American and European options are highly sensitive to settlement mechanics. In the U.S., stocks, ETFs, and their options now follow a T+1 settlement schedule, effective May 28, 2024. This means that a trade executed on Monday settles on Tuesday (excluding holidays). On expiration day—usually a Friday—exercised options typically settle the following Monday.
Ignoring settlement lags can lead to miscalculated delta hedging and carry costs. An option’s premium reflects the expected cost of dynamic hedging, so failing to account for the full hedging horizon can produce significant pricing errors. With T+1 settlement, the actual hedging period may extend several days beyond naive assumptions, making accurate modeling critical for pricing.
Suppose on Monday we price a call option expiring that Friday. The dynamic hedge is executed Monday but settled on Tuesday. On expiration, exercised options are settled and the hedge is rewound, with settlement occurring the following Monday.
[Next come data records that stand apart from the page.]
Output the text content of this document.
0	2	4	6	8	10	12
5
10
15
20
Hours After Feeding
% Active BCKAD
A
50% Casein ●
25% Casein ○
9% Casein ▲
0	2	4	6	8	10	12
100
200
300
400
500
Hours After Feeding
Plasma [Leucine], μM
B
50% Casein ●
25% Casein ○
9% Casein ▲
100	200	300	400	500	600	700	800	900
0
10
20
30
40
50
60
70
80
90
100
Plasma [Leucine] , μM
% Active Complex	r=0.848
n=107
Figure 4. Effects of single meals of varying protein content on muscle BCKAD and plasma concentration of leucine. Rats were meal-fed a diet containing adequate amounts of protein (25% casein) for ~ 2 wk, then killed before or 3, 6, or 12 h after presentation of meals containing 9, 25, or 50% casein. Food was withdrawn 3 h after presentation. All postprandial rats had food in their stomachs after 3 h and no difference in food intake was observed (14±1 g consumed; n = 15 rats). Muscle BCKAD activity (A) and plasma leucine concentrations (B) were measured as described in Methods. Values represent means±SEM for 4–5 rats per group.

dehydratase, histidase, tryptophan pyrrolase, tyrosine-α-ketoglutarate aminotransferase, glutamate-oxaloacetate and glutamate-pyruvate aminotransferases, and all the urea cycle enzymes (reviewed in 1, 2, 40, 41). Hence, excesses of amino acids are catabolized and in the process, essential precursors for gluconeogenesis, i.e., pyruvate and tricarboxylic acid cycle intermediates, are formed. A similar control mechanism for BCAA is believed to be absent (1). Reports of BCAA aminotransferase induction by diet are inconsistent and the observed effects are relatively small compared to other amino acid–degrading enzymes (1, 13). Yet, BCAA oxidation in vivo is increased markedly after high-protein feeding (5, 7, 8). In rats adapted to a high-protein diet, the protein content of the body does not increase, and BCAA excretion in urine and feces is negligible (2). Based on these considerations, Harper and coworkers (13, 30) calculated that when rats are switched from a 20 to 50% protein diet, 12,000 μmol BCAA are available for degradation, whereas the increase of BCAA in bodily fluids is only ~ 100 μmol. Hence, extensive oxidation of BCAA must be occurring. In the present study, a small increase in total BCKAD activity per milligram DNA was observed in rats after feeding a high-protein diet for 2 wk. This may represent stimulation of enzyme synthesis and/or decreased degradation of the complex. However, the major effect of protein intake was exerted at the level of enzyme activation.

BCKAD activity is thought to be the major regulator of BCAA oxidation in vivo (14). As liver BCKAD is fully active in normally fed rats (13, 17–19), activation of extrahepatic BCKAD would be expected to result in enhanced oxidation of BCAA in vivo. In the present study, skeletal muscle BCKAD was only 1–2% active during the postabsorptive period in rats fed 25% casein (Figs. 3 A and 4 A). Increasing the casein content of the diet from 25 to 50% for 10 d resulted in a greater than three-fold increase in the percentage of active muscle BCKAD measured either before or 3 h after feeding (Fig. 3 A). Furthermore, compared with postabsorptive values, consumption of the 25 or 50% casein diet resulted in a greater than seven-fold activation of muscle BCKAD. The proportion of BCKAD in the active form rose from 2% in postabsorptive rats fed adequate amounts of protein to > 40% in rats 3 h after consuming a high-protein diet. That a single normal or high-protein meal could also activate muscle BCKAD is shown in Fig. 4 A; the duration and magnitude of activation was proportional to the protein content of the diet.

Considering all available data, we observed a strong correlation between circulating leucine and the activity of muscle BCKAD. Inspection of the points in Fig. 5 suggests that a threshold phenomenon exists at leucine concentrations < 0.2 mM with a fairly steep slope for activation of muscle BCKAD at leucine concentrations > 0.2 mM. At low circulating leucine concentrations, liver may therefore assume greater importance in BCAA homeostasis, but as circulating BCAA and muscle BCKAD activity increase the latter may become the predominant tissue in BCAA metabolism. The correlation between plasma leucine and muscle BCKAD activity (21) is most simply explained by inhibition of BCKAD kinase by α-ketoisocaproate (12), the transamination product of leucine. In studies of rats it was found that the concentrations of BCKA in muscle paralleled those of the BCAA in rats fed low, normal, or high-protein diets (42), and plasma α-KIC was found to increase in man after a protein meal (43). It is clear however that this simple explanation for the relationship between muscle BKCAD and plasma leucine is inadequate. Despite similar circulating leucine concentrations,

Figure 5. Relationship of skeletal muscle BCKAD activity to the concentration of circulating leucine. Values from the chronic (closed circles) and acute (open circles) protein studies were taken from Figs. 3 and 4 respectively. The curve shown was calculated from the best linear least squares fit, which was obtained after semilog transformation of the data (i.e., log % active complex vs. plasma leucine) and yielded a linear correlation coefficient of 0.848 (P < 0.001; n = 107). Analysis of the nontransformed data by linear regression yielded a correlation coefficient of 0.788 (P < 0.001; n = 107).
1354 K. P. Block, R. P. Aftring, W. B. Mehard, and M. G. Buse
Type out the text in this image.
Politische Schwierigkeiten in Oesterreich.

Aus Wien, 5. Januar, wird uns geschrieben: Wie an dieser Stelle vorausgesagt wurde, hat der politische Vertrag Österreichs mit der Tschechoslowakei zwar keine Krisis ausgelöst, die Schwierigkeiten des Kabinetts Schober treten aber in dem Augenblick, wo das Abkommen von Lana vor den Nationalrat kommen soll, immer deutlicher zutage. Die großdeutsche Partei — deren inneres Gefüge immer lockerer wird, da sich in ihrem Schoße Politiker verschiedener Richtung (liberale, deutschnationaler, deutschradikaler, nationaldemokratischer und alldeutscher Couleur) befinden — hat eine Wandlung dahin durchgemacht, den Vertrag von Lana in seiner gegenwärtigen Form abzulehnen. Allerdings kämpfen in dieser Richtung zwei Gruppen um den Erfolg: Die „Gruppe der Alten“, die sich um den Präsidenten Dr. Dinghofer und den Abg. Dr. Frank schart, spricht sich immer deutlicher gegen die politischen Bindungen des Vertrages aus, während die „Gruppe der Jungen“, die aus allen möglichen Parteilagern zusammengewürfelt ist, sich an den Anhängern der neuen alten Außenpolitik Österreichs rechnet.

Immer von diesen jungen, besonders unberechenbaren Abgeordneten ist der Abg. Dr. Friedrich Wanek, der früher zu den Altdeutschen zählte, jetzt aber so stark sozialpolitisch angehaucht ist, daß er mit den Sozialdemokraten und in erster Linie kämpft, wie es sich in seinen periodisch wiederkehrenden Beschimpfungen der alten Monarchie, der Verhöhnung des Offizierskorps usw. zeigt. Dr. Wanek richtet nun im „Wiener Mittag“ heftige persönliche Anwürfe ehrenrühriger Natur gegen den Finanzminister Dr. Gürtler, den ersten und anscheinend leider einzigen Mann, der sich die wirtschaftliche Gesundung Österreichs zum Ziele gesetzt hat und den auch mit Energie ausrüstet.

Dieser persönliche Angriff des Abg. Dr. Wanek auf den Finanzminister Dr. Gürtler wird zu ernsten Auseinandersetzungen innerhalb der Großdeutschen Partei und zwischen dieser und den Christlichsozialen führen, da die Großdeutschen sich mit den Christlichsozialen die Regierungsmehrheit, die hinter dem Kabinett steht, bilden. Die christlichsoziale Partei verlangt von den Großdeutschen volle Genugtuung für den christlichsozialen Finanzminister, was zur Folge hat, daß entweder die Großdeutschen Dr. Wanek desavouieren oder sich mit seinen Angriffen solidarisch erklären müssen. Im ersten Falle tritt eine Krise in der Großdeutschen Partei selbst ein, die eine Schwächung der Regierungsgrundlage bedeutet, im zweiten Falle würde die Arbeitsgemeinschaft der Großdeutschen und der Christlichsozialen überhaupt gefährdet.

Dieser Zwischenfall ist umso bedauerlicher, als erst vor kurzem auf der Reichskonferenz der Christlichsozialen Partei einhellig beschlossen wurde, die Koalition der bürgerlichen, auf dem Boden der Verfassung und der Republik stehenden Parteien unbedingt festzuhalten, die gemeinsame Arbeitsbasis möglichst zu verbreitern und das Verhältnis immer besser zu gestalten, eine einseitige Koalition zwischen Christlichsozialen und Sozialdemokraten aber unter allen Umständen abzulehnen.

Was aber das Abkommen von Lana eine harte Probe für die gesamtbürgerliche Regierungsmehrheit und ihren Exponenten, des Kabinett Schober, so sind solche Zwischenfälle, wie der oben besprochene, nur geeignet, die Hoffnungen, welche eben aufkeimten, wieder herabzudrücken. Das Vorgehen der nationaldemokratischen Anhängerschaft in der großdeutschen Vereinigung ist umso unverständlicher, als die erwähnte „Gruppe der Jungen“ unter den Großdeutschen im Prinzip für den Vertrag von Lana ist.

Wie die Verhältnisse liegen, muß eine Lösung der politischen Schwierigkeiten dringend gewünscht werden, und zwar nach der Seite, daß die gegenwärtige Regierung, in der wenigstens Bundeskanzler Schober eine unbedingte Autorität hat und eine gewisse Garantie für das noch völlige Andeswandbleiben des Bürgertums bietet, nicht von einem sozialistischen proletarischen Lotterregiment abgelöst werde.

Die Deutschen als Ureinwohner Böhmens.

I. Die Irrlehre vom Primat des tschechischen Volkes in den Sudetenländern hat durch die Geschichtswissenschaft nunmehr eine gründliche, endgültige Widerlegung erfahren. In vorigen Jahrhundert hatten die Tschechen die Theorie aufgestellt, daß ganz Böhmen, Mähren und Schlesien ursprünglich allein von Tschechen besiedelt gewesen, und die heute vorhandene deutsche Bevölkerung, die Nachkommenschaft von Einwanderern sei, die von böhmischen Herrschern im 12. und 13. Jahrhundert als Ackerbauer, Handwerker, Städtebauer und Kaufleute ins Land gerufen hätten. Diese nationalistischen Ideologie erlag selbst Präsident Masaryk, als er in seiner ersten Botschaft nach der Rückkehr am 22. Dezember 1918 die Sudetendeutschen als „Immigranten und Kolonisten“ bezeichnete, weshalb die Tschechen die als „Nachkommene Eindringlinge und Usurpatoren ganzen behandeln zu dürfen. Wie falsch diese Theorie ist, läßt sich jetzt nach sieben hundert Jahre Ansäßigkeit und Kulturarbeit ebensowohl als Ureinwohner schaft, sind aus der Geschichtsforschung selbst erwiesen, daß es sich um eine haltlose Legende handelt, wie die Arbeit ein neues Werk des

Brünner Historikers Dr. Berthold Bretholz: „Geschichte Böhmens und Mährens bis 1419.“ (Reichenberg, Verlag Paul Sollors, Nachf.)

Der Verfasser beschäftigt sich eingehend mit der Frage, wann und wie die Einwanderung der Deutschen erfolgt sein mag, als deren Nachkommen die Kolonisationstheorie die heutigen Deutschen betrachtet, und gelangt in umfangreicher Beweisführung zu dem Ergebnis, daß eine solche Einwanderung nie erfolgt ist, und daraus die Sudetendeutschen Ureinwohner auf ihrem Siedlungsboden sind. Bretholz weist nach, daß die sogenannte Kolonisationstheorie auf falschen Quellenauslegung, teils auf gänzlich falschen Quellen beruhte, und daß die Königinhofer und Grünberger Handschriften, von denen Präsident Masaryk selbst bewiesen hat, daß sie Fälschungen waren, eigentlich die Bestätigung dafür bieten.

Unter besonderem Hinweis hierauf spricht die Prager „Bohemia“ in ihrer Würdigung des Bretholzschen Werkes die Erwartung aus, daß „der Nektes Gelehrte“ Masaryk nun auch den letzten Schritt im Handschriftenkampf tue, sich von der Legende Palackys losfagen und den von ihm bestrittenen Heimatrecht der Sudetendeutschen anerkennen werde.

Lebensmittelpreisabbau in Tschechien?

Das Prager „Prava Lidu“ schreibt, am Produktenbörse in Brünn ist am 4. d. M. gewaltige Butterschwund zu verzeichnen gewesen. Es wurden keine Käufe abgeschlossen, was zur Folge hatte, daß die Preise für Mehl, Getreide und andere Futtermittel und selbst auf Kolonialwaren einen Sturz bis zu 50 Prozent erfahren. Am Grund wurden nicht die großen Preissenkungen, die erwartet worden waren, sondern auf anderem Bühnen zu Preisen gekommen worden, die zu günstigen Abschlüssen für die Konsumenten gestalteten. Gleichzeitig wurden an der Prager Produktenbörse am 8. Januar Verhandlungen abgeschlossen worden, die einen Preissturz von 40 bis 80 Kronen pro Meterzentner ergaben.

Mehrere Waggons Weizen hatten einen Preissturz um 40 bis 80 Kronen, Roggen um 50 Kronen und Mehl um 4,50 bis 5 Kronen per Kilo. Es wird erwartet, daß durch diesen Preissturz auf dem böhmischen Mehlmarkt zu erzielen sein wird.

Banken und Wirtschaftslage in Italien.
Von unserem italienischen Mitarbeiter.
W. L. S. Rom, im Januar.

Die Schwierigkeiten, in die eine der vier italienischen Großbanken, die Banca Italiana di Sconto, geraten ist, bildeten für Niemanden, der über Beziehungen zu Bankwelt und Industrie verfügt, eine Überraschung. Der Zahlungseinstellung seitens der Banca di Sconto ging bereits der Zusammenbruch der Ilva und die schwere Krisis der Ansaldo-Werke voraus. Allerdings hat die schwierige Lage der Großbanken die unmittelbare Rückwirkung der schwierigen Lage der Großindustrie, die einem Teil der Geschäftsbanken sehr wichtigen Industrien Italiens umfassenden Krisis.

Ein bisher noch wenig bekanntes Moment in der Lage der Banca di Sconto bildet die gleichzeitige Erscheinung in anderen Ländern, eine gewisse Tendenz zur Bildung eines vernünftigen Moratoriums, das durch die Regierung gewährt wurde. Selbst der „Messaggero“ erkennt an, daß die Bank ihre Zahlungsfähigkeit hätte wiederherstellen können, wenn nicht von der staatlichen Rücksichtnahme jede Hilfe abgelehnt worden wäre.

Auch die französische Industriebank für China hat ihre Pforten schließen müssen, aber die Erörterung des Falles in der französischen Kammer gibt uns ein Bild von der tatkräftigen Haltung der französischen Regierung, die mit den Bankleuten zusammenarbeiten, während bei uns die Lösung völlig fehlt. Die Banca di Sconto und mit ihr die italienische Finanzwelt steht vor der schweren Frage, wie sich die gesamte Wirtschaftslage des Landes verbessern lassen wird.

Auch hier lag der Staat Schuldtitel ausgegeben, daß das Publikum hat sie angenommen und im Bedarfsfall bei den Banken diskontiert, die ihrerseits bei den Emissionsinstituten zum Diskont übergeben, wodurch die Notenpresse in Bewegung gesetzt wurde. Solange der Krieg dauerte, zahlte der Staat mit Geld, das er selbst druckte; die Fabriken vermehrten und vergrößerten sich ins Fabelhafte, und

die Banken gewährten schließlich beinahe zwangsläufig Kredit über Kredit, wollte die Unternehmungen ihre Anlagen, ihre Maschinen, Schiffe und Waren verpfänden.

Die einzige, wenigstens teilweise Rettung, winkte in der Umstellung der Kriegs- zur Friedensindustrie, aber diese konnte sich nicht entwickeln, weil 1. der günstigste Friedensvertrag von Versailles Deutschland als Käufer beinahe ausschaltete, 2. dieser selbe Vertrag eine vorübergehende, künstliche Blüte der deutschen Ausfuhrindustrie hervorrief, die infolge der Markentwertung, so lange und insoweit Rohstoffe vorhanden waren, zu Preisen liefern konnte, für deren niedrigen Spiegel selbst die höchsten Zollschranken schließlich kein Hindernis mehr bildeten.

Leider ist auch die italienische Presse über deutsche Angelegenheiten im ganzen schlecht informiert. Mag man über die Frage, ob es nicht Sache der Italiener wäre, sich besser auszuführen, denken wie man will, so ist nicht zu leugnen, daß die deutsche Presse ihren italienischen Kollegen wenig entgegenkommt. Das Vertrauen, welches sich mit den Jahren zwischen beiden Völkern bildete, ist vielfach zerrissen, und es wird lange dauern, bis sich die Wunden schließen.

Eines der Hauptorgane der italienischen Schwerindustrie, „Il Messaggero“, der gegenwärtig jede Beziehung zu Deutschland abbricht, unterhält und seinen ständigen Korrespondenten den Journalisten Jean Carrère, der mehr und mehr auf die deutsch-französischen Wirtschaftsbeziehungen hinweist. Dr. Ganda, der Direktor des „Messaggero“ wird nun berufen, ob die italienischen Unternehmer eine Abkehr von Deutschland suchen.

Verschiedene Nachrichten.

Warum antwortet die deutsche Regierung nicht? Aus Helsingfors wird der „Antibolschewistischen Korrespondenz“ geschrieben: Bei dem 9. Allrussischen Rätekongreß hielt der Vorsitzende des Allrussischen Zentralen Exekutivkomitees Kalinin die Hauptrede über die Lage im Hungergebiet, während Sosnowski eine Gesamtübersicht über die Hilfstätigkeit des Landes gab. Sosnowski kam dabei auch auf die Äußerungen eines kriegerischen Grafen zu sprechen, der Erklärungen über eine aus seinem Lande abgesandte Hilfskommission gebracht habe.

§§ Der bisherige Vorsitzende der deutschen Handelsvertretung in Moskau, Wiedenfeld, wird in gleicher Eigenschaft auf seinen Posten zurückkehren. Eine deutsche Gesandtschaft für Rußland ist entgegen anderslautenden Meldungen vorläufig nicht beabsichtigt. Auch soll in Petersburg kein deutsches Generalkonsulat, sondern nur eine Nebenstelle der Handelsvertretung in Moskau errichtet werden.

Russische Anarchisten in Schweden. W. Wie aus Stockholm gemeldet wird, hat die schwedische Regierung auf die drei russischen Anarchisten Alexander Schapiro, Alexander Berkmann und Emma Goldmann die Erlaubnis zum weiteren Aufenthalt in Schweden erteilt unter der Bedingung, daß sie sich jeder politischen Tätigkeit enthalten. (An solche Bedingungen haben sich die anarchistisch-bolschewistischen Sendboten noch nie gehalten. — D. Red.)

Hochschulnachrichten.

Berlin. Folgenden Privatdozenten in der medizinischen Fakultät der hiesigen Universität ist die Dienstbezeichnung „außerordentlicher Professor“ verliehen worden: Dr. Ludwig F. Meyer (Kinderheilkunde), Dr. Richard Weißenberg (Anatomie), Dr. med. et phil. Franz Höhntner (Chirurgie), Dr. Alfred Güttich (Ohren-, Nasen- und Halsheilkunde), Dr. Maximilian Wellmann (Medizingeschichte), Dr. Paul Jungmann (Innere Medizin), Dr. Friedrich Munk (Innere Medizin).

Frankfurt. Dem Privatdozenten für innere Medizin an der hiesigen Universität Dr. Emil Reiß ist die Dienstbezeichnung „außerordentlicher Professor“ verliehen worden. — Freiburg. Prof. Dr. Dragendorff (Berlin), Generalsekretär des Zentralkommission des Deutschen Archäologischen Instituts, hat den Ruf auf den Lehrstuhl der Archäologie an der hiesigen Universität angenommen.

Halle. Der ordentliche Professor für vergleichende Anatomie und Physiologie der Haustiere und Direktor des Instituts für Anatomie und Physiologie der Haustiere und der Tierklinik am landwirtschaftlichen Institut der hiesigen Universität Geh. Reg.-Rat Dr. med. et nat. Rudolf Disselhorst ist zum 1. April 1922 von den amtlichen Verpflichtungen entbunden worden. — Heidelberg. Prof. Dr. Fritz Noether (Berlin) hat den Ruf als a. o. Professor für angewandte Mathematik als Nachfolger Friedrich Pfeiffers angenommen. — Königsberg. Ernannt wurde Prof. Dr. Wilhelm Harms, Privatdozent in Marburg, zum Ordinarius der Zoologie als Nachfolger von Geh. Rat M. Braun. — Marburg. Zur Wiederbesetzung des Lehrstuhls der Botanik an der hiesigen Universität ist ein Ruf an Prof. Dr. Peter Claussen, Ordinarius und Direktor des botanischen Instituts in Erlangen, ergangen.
A pricer assuming same-day settlement would treat the hedging financing period as Monday to Friday. In reality, the true financing span runs from Tuesday to the next Monday — two extra days.
The figure below illustrates the impact of ignoring settlement rules on option pricing. On November 12, 2025, a few SPY call options expiring November 14, 2025 were priced. A pricer that does not account for settlement lags mispriced certain strikes by up to $0.1, whereas the typical bid–ask spread for these options is only about $0.02. This means the misprice was as large as 5× the market spread.